庭園のような場所に、洋型の墓石というのも人気です。墓石のデザインだけでなく、石の色、材質など見た目も考えたうえで購入していることもわかります。美しく耐久性のある墓石を選びたいものです。

選び方のひとつに、実際に墓石が建てられてから年月が経ったものを参考にして見てから選ぶといいといわれています。

また、墓石の種類だけでなく、墓に誰と入るかによる種類もあります。

家墓と呼ばれる先祖代々の墓、一族が代々入っている墓もあれば、ひとりで入る個人墓、血縁関係もない人と一緒に入る合同墓、共同墓などでの分け方です。

和型墓石、洋型墓石、デザイン墓も

 

墓石の形についての分類によると、以前からある先祖代々の墓は、「和型墓石」と呼ばれています。
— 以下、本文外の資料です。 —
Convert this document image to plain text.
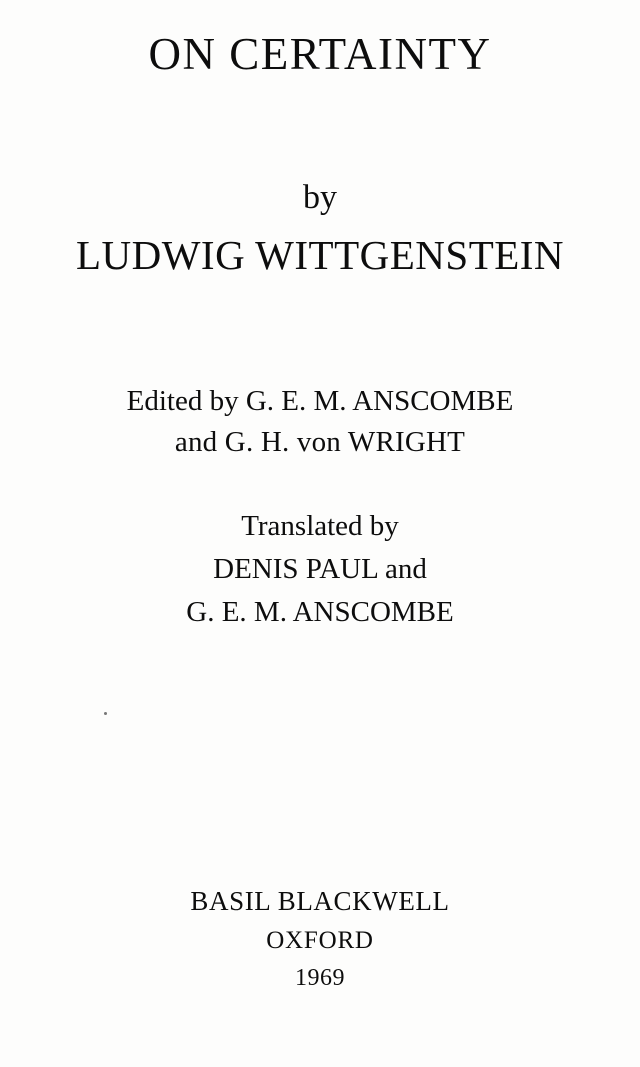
ON CERTAINTY
by
LUDWIG WITTGENSTEIN
Edited by G. E. M. ANSCOMBE
and G. H. von WRIGHT
Translated by
DENIS PAUL and
G. E. M. ANSCOMBE
BASIL BLACKWELL
OXFORD
1969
1990年代かから人気が出ているのは、背が低く横長の「洋型墓石」です。

お墓のタイプは、霊園で決められた規約の範囲内で選びますが、お墓の場所、区画の大きさも重要です。

洋型はデザインの自由度が高くて、背が低いので開放的に見えること、使用する石材が少なくてすむので人気が出てきました。最近は、新規のお墓となると、ほぼ半分が洋型になっているといわれています。

オリジナルデザインの墓石にしたり墓石に凝る人もいれば、墓石に刻む文字に凝る人もいます。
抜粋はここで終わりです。